In the realm of employment law, it isn’t at all uncommon for clients to advise that they have suffered harassment at the hands of their employer – but until now, it has been unheard of that a Court would award damages in such circumstances.
Peter Merrifeld (Plaintiff) was an employee of the RCMP (Defendant) for 7 years before attending a nomination meeting for the Progressive Conservative Party in 2005. He claims that after this meeting took place, he suffered losses with respect to his reputation and career advancement, in addition to suffering emotional distress and mental suffering, all caused by his superiors in the RCMP. He claims that the losses were a direct result of his intention to run for political office.

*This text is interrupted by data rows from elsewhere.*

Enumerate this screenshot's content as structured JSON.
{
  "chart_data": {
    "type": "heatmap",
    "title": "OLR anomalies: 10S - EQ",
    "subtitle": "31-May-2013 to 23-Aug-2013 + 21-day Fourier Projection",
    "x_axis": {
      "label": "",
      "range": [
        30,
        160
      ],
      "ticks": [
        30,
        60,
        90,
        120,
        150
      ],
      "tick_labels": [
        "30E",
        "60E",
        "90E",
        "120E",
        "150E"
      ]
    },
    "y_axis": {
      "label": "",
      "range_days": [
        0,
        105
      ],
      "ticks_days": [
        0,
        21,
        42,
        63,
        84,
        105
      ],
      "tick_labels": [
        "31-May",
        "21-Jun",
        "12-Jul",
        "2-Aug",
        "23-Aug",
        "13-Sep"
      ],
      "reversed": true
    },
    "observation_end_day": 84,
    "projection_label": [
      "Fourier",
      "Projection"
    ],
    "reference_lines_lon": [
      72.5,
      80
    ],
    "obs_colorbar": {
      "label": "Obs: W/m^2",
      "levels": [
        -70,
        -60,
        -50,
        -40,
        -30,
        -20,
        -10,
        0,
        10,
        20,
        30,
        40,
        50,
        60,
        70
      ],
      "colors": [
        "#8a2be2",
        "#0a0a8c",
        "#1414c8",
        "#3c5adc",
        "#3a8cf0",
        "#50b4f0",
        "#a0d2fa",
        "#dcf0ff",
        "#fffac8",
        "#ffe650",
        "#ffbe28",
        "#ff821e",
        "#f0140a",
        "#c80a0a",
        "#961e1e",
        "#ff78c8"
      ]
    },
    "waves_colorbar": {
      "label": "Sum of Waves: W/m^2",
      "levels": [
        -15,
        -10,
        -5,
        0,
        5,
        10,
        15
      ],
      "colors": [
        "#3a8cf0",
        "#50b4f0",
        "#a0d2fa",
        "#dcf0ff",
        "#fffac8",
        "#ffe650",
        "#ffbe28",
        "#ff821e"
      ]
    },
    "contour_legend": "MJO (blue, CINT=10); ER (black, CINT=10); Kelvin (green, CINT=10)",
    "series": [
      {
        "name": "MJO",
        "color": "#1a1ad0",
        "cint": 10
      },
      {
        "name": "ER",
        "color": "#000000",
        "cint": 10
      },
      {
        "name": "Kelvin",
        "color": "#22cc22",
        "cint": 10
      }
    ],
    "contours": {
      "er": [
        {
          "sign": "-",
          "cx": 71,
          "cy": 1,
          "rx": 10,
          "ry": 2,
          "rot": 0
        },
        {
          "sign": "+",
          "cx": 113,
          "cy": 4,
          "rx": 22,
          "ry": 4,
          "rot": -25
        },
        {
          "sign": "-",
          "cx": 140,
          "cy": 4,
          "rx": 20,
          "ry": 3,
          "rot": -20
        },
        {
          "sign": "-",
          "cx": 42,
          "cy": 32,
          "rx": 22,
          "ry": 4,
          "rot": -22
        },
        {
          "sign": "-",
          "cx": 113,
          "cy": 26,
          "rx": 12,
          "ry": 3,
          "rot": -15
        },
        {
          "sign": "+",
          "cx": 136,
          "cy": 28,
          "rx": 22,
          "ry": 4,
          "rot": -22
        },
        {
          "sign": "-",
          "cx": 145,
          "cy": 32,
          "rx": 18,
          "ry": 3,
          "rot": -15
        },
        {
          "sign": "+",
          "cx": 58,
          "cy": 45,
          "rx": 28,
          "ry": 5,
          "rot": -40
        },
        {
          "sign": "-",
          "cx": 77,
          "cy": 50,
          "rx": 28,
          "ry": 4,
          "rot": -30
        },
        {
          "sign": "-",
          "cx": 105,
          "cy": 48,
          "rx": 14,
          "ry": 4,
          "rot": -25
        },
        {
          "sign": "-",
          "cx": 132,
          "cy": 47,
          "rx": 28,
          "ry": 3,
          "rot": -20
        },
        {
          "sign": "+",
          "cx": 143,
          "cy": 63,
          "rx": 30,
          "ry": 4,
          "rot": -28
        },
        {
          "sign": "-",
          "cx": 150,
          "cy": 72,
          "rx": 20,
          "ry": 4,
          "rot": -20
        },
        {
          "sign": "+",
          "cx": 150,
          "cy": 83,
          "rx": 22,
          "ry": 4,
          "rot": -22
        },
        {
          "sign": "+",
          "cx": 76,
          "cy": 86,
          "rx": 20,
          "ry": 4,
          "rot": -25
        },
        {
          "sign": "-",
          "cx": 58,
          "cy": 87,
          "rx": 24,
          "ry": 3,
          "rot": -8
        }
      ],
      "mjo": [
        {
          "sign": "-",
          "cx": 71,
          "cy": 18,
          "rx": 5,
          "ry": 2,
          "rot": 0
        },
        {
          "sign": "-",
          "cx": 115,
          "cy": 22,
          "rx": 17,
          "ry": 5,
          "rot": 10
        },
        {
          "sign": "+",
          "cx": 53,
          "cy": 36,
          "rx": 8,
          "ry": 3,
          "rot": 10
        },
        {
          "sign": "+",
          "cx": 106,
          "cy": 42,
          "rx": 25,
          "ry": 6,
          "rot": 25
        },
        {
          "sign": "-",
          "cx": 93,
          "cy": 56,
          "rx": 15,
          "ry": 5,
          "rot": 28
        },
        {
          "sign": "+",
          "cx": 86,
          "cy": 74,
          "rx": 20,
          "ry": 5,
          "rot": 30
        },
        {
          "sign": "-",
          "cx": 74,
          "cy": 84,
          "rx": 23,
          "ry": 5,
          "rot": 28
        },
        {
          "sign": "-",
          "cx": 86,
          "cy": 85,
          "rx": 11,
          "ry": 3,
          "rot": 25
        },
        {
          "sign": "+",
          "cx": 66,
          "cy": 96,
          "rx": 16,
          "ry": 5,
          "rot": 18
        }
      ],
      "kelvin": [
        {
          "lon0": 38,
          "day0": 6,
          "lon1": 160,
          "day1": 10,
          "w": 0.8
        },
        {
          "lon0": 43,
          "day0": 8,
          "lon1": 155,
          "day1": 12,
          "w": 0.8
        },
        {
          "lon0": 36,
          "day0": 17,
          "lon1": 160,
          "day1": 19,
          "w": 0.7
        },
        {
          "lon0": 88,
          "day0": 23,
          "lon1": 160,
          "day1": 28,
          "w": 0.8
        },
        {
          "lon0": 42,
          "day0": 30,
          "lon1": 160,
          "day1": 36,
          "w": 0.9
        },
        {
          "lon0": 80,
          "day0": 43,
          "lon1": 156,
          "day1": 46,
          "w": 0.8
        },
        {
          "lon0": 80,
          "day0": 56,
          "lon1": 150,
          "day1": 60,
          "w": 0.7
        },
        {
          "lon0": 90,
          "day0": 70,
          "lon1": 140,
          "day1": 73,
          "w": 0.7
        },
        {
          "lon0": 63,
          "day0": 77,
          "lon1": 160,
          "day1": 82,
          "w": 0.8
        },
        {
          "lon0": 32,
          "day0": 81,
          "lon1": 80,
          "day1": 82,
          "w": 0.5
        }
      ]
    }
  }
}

After lengthy and complex litigation, Mr. Merrifeld was awarded $100,000 in general damages as a result of his emotional distress and mental suffering, as well as $41,000 in special damages for income loss. The Court determined that the Defendant’s conduct resulted in Mr. Merrifeld’s promotions being delayed.
What makes this case interesting is how the Court determined the award for the tort of harassment: Mr. Merrifeld’s employment was governed by statute, not by contract. As the Court found there could be no breach of contract, relief by way of aggravated damages was not an available remedy. This is likely why the Judge chose to analyze the Plaintiff’s claim for harassment – there were serious issues with the Defendant’s conduct that had to be addressed and penalized.
The question now becomes: when will Courts in BC recognize the tort of harassment upon which a civil action can be based? If there is a claim of harassment by an employee governed by statute, will this decision from Ontario lay the framework for similar outcomes in the Courts of British Columbia?